Lightwizard wrote:SPOILER AHEAD
Heath didn't fully realize his love until the end of the film when it was too late. I can't remember a character in a Western even remotely close to the portrayal. I do agree that Gyllenhaal isn't being given full credit for his superb performance. The mother was one of the real heartbreakers of the film. In the end, it turned out for me that Ennis was the character with the magnificent obsession. He had been laden down with his own homophobia which Jack had been able to surmount. Jack had gone on with his life with a new paramour.
The relationship was meant to take place more in one's mind -- I think it was wise to suggest what their feelings were. Otherwise, one could end up with a tear-jerker soap opera, not an adaptation of an Ann Proulx story. Ang Lee relies on the viewer's own imagination and emotional response than laying it all out on the ground. Witness "The Ice Storm," and "Eat Drink Man Woman." "The Wedding Banquet" being a comedy has the characterizations and the interactions more clearly layed out.
Of course, Amigo, the porno machine is already going to be cranking out cowboy flicks -- but that's nothing new.
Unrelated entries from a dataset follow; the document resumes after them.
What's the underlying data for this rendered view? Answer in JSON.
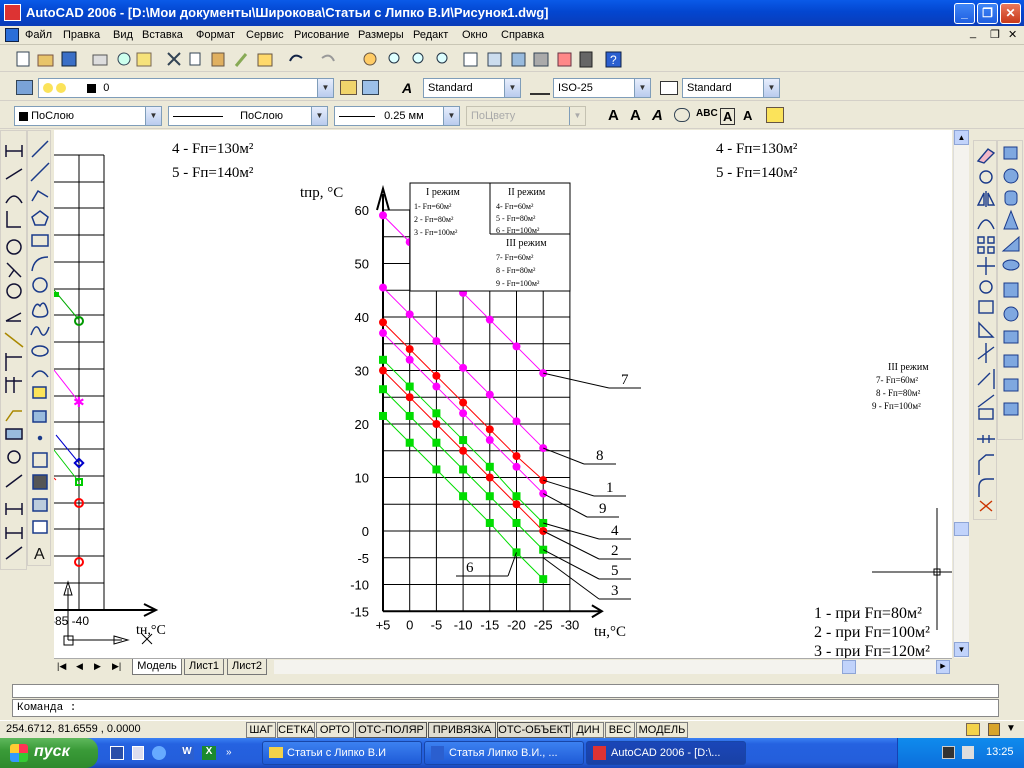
{
  "window": {
    "title": "AutoCAD 2006 - [D:\\Мои документы\\Широкова\\Статьи с Липко В.И\\Рисунок1.dwg]"
  },
  "menu": [
    "Файл",
    "Правка",
    "Вид",
    "Вставка",
    "Формат",
    "Сервис",
    "Рисование",
    "Размеры",
    "Редакт",
    "Окно",
    "Справка"
  ],
  "layers": {
    "current_layer": "0"
  },
  "styles": {
    "text_style": "Standard",
    "dim_style": "ISO-25",
    "table_style": "Standard"
  },
  "properties": {
    "color": "ПоСлою",
    "linetype": "ПоСлою",
    "lineweight": "0.25 мм",
    "plotstyle": "ПоЦвету"
  },
  "drawing_text": {
    "top_left_4": "4 -  Fп=130м²",
    "top_left_5": "5 -  Fп=140м²",
    "top_right_4": "4 -  Fп=130м²",
    "top_right_5": "5 -  Fп=140м²",
    "left_xlabel": "tн,°С",
    "left_tick": "-85  -40",
    "right_legend_title": "III режим",
    "right_legend_7": "7- Fп=60м²",
    "right_legend_8": "8 - Fп=80м²",
    "right_legend_9": "9 - Fп=100м²",
    "bottom_1": "1 - при Fп=80м²",
    "bottom_2": "2 - при Fп=100м²",
    "bottom_3": "3 - при Fп=120м²"
  },
  "chart_data": {
    "type": "line",
    "ylabel": "tпр, °С",
    "xlabel": "tн,°С",
    "x_ticks": [
      "+5",
      "0",
      "-5",
      "-10",
      "-15",
      "-20",
      "-25",
      "-30"
    ],
    "y_ticks": [
      "60",
      "50",
      "40",
      "30",
      "20",
      "10",
      "0",
      "-5",
      "-10",
      "-15"
    ],
    "legend": {
      "col1_title": "I режим",
      "col1": [
        "1- Fп=60м²",
        "2 - Fп=80м²",
        "3 - Fп=100м²"
      ],
      "col2_title": "II режим",
      "col2": [
        "4- Fп=60м²",
        "5 - Fп=80м²",
        "6 - Fп=100м²"
      ],
      "col3_title": "III режим",
      "col3": [
        "7- Fп=60м²",
        "8 - Fп=80м²",
        "9 - Fп=100м²"
      ]
    },
    "series": [
      {
        "name": "7",
        "color": "#ff00ff",
        "x": [
          5,
          0,
          -5,
          -10,
          -15,
          -20,
          -25
        ],
        "y": [
          59,
          54,
          49.5,
          44.5,
          39.5,
          34.5,
          29.5
        ]
      },
      {
        "name": "8",
        "color": "#ff00ff",
        "x": [
          5,
          0,
          -5,
          -10,
          -15,
          -20,
          -25
        ],
        "y": [
          45.5,
          40.5,
          35.5,
          30.5,
          25.5,
          20.5,
          15.5
        ]
      },
      {
        "name": "9",
        "color": "#ff00ff",
        "x": [
          5,
          0,
          -5,
          -10,
          -15,
          -20,
          -25
        ],
        "y": [
          37,
          32,
          27,
          22,
          17,
          12,
          7
        ]
      },
      {
        "name": "1",
        "color": "#ff0000",
        "x": [
          5,
          0,
          -5,
          -10,
          -15,
          -20,
          -25
        ],
        "y": [
          39,
          34,
          29,
          24,
          19,
          14,
          9.5
        ]
      },
      {
        "name": "2",
        "color": "#ff0000",
        "x": [
          5,
          0,
          -5,
          -10,
          -15,
          -20,
          -25
        ],
        "y": [
          30,
          25,
          20,
          15,
          10,
          5,
          0
        ]
      },
      {
        "name": "4",
        "color": "#00dd00",
        "x": [
          5,
          0,
          -5,
          -10,
          -15,
          -20,
          -25
        ],
        "y": [
          32,
          27,
          22,
          17,
          12,
          6.5,
          1.5
        ]
      },
      {
        "name": "5",
        "color": "#00dd00",
        "x": [
          5,
          0,
          -5,
          -10,
          -15,
          -20,
          -25
        ],
        "y": [
          26.5,
          21.5,
          16.5,
          11.5,
          6.5,
          1.5,
          -3.5
        ]
      },
      {
        "name": "6",
        "color": "#00dd00",
        "x": [
          5,
          0,
          -5,
          -10,
          -15,
          -20,
          -25
        ],
        "y": [
          21.5,
          16.5,
          11.5,
          6.5,
          1.5,
          -4,
          -9
        ]
      }
    ],
    "line_labels": [
      "7",
      "8",
      "1",
      "9",
      "4",
      "2",
      "5",
      "3",
      "6"
    ]
  },
  "tabs": [
    "Модель",
    "Лист1",
    "Лист2"
  ],
  "command": {
    "prompt": "Команда :"
  },
  "status": {
    "coords": "254.6712, 81.6559 , 0.0000",
    "buttons": [
      "ШАГ",
      "СЕТКА",
      "ОРТО",
      "ОТС-ПОЛЯР",
      "ПРИВЯЗКА",
      "ОТС-ОБЪЕКТ",
      "ДИН",
      "ВЕС",
      "МОДЕЛЬ"
    ]
  },
  "taskbar": {
    "start": "пуск",
    "tasks": [
      "Статьи с Липко В.И",
      "Статья Липко В.И., ...",
      "AutoCAD 2006 - [D:\\..."
    ],
    "lang": "RU",
    "clock": "13:25"
  }
}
They've had cowboys, auto mechanics, marines -- you name it, they've done it.
To see a refined, understated exposition of such a romance is a welcome revelation. The only comparable film is "Maurice." That ended in much the same way when one thinks about it.
I agree that Ang Lee probably intentionally and specifically left most of the relationship between the two to the viewer's imagination - but in the end, I don't think it was a successful device in this particular movie (though it may have worked in his others).
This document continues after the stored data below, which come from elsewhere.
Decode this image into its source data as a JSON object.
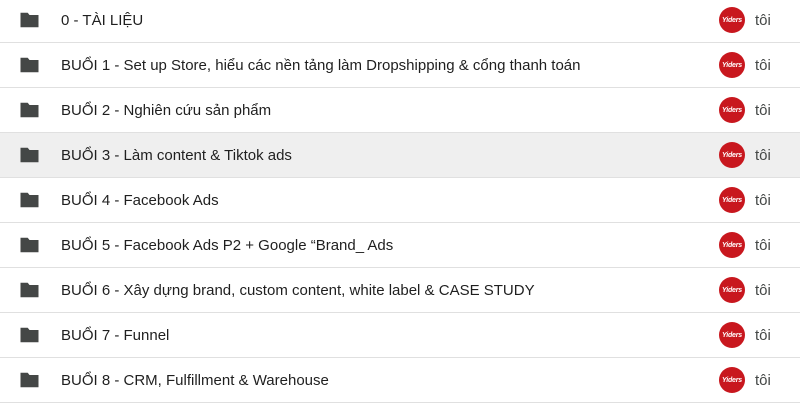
{
  "files": [
    {
      "name": "0 - TÀI LIỆU",
      "owner": "tôi",
      "selected": false
    },
    {
      "name": "BUỔI 1 - Set up Store, hiểu các nền tảng làm Dropshipping & cổng thanh toán",
      "owner": "tôi",
      "selected": false
    },
    {
      "name": "BUỔI 2 - Nghiên cứu sản phẩm",
      "owner": "tôi",
      "selected": false
    },
    {
      "name": "BUỔI 3 - Làm content & Tiktok ads",
      "owner": "tôi",
      "selected": true
    },
    {
      "name": "BUỔI 4 - Facebook Ads",
      "owner": "tôi",
      "selected": false
    },
    {
      "name": "BUỔI 5 - Facebook Ads P2 + Google “Brand_ Ads",
      "owner": "tôi",
      "selected": false
    },
    {
      "name": "BUỔI 6 - Xây dựng brand, custom content, white label & CASE STUDY",
      "owner": "tôi",
      "selected": false
    },
    {
      "name": "BUỔI 7 - Funnel",
      "owner": "tôi",
      "selected": false
    },
    {
      "name": "BUỔI 8 - CRM, Fulfillment & Warehouse",
      "owner": "tôi",
      "selected": false
    }
  ],
  "avatar_text": "Yiders",
  "colors": {
    "folder": "#444746",
    "avatar": "#c8171e",
    "selected_row": "#efefef",
    "divider": "#e0e0e0"
  }
}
An example of a movie that progresses in much the same way that
is successful in communicating an emotional bond, despite the fact that the two main characters never even have sex, (though they do fall asleep together - actually a pivotal scene) is Sophia Coppola's
Lost In Translation. In that movie you have two disparate characters who spend much of their time on screen alone, not with each other. They are obviously mismatched, Bill Murray being probably 35 years older than Scarlett Johansson, both married to other people, they seem to have no common ground at all, but by the end of the film you are convinced that they are two souls who should be together.
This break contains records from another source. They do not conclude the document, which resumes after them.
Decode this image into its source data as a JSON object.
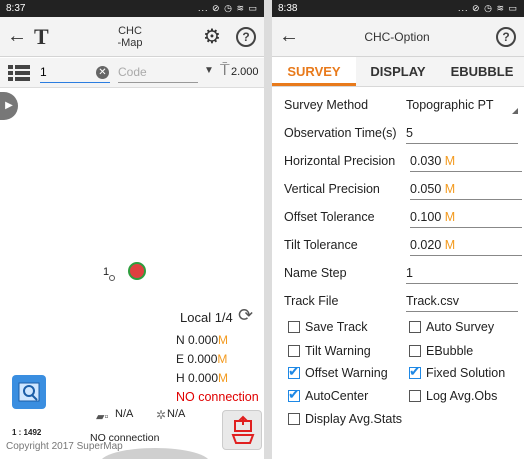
{
  "left": {
    "status_time": "8:37",
    "status_icons": "... ⊘ ◷ ≋ ▭",
    "title_line1": "CHC",
    "title_line2": "-Map",
    "point_name": "1",
    "code_placeholder": "Code",
    "height_value": "2.000",
    "local_label": "Local 1/4",
    "north": "N 0.000",
    "east": "E 0.000",
    "height": "H 0.000",
    "unit": "M",
    "connection_status": "NO connection",
    "signal_na_1": "N/A",
    "signal_na_2": "N/A",
    "scale": "1 : 1492",
    "bottom_status": "NO connection",
    "copyright": "Copyright 2017 SuperMap",
    "point_label": "1"
  },
  "right": {
    "status_time": "8:38",
    "status_icons": "... ⊘ ◷ ≋ ▭",
    "title": "CHC-Option",
    "tabs": [
      "SURVEY",
      "DISPLAY",
      "EBUBBLE"
    ],
    "fields": [
      {
        "label": "Survey Method",
        "value": "Topographic PT",
        "unit": ""
      },
      {
        "label": "Observation Time(s)",
        "value": "5",
        "unit": ""
      },
      {
        "label": "Horizontal Precision",
        "value": "0.030",
        "unit": "M"
      },
      {
        "label": "Vertical Precision",
        "value": "0.050",
        "unit": "M"
      },
      {
        "label": "Offset Tolerance",
        "value": "0.100",
        "unit": "M"
      },
      {
        "label": "Tilt Tolerance",
        "value": "0.020",
        "unit": "M"
      },
      {
        "label": "Name Step",
        "value": "1",
        "unit": ""
      },
      {
        "label": "Track File",
        "value": "Track.csv",
        "unit": ""
      }
    ],
    "checkboxes": [
      {
        "label": "Save Track",
        "checked": false
      },
      {
        "label": "Auto Survey",
        "checked": false
      },
      {
        "label": "Tilt Warning",
        "checked": false
      },
      {
        "label": "EBubble",
        "checked": false
      },
      {
        "label": "Offset Warning",
        "checked": true
      },
      {
        "label": "Fixed Solution",
        "checked": true
      },
      {
        "label": "AutoCenter",
        "checked": true
      },
      {
        "label": "Log Avg.Obs",
        "checked": false
      },
      {
        "label": "Display Avg.Stats",
        "checked": false
      }
    ]
  },
  "colors": {
    "accent": "#e87a1b",
    "unit": "#f39a1e",
    "check": "#1e88e5",
    "error": "#e00000"
  }
}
In Brokeback Mountain on the other hand, by the end of the film, Ennis is breaking dates and Jack is sounding like a neglected wife nagging his husband to spend more time with him. Their relationship had fizzled out - which makes sense because that's what happens to relationships when there's no emotional depth to them. Their deep love is then represented by Ennis hanging their two shirts together. I think it could have been shown more effectively and truly, I wish it had.
Because as the article you posted stated - many people who might tend to have negative views of homosexuals are seeing this movie. It will probably leave a lasting impression on a lot of people. What I viewed was a man who was willing to cheat his family to secretly meet another man three times a year to have sex without admitting to anyone, even himself (until it's too late) who he is or what his life is about. Maybe some people will take this as a message that all people should be free to live as they are meant to live - but others will probably leave with the same impression they went in with - that homosexuals are deviant and dishonest and unable to live in committed relationships- and get what's coming to them in the end. Maybe I'm disappointed because I listened to the hype and I shouldn't have gotten my hopes up. I just think it would have been more accurately described as the story of a tortured, closeted, cowboy instead of the saga of a great love between two men.
(And I've seen millions of cowboys on film just like Ennis - strong silent types with hair trigger tempers who mumble out of the sides of their mouths- Ennis was just also a closeted homosexual or bi-sexual actually- which when you think about it is probably really common in cowboys and ranchers as in all environments where men work, live, eat and sleep with other men and don't have access to women).